Equity Analysis /
Vietnam

Military Commercial: H1 19 – Strong NIM, credit expansion

    Anh Nguyen
    Rong Viet
    31 July 2019
    Published by

    Strong expansion in interest income and service income. MBB’s H1 19 PBT reached VND4,875bn (+27.3% yoy), fulfilling 51.3% of the full year guidance. The growth was driven by strong service and net interest income. The associates are maintaining a higher growth rate than the parent bank with consolidated PBT increasing by 27.3% yoy. Although there is an increase in impaired loans, the high earnings growth allows the bank to write off debts early and maintain a healthy book.

    Credit continued to expand in Q2 19 and consolidated total credit grew 13.9% YTD to VND254.5bn, with customer lending reaching VND238,9bn (+11.3% YTD) and corporate bonds increasing to VND15,6bn (+87.7% YTD). As one of the early adopters of Basel capital adequacy requirement, MBB received 4% additional credit growth limit from the State Bank of Vietnam (total quota 17% instead of 13% given initially). The credit growth at the parent bank was 13.3% YTD, while our estimate show that MCredit’s reached c31.8% YTD. This means that the parent bank and MCredit have c3.7% and 5.2% room left, respectively, for credit expansion in H2 19.

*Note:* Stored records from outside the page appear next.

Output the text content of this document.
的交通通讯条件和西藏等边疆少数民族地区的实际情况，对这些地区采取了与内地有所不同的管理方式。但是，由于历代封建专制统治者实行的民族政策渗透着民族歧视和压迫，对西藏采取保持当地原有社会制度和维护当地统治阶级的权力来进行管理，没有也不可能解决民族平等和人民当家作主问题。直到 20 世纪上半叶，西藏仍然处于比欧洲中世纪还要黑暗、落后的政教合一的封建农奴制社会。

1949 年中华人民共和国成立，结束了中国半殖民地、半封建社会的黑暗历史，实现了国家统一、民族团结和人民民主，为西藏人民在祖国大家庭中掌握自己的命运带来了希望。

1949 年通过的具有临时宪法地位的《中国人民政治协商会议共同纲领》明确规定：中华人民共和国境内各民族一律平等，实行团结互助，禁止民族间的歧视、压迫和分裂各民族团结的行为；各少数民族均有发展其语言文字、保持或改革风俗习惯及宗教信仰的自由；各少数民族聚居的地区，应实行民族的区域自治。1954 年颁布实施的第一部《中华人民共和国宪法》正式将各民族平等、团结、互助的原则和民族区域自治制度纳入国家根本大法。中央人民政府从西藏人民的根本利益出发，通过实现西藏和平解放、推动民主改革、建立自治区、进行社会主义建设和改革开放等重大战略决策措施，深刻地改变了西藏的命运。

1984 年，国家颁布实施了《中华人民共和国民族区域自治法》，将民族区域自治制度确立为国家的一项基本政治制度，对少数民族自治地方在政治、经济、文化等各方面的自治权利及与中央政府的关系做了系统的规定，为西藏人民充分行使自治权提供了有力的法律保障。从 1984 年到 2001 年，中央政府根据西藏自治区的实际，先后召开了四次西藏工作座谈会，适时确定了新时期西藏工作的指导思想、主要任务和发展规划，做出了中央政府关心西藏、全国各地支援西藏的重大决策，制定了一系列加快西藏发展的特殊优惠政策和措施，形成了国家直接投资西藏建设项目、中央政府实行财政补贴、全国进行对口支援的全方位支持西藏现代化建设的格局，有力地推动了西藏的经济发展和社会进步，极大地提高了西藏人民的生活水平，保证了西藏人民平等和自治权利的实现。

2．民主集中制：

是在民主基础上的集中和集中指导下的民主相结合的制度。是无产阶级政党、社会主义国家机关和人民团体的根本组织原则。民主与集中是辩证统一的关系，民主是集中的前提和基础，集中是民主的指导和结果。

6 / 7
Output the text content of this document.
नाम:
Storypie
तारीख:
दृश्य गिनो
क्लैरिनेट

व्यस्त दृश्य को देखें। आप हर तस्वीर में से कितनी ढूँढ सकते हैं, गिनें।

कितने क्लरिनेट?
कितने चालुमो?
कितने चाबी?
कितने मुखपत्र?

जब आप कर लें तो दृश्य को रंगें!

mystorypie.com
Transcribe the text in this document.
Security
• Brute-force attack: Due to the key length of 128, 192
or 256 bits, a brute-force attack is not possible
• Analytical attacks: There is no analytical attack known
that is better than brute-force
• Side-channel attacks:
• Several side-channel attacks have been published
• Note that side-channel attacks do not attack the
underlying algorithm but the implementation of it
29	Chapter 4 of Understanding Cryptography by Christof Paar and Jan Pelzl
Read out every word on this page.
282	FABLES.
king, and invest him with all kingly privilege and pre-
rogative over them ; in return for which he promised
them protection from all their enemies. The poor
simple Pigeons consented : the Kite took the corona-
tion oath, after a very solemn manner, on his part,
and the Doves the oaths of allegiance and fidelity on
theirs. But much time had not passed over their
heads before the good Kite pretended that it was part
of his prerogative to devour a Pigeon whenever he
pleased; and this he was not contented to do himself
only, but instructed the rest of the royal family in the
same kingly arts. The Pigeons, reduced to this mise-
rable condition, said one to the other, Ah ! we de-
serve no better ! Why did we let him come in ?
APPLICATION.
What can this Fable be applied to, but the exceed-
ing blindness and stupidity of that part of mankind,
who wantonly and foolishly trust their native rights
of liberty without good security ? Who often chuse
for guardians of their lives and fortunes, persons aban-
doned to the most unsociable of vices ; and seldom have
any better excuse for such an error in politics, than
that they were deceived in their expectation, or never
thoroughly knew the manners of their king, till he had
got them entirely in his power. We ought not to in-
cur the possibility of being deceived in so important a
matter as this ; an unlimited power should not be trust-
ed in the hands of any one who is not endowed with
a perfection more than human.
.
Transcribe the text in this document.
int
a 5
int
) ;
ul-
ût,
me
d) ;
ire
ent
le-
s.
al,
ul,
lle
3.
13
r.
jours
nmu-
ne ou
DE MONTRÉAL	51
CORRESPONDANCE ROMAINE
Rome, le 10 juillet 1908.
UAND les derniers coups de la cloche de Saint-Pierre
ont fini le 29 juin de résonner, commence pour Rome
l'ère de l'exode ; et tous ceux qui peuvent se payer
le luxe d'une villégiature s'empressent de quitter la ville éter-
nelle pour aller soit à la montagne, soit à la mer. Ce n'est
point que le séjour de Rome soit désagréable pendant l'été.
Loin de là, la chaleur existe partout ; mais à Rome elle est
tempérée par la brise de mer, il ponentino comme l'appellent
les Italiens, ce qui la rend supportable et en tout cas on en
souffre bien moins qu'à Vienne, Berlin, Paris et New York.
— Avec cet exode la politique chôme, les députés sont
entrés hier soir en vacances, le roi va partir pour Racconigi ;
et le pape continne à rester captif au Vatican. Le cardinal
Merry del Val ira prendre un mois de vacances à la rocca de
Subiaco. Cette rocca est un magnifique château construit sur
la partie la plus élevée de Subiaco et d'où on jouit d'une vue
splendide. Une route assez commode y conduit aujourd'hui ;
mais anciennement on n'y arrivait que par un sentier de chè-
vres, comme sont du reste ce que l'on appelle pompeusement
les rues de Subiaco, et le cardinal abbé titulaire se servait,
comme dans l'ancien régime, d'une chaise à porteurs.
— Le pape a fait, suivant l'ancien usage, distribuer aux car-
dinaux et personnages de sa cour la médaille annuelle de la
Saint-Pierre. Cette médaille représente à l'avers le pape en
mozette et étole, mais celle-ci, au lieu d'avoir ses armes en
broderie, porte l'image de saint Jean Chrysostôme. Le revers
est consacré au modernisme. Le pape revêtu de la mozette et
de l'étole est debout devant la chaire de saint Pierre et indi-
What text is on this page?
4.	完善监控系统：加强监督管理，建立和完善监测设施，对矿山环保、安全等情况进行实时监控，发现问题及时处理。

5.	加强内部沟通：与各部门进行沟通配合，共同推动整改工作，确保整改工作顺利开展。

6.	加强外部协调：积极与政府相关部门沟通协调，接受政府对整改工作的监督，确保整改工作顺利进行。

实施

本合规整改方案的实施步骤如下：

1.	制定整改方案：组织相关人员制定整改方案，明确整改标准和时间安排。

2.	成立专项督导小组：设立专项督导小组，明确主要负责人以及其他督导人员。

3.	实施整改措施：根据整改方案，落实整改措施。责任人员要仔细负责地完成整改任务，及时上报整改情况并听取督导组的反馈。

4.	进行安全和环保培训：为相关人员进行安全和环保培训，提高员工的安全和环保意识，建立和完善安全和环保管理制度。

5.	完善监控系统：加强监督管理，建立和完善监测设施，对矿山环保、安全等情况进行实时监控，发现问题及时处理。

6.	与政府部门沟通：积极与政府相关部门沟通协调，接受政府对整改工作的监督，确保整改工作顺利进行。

    Net interest margin (trailing 12 months) also improved rising 21bps to 4.7% in Q2 19. In our view, NIM improvement was led by the expansion of retail banking and consumer credit, which pushed asset yield to increase faster than funding costs. The increase in funding cost was partly caused by a reduction in CASA ratio to 33.0% from 42.1% by end-2018. With strong credit and NIM expansion, net interest income increased by 25.5% yoy, largely driven by MCredit.

    Meanwhile, loans to individuals saw a stronger expansion than overall portfolio (+15.6% YTD versus 11.3% YTD). The proportion of retail lending in total portfolio increased to 39.2% in H1 19 compared with 34.4% a year ago.

    Management has announced plans to issue 7.5% of capital to foreign investors this year through 123mn new shares and selling 38.9mn treasury stocks. If the plan is successful, the bank is likely to gain at least VND4tn and will get enough capital buffers for comfortable growth in the next few years. This can be another catalyst for the stock price in the short term.

    We have a Buy rating on the stock with a target price of VND30,500, c36% higher than the current market price. MBB is currently trading at VND22,350, equivalent to an attractive 2019f PBR of 1.2x.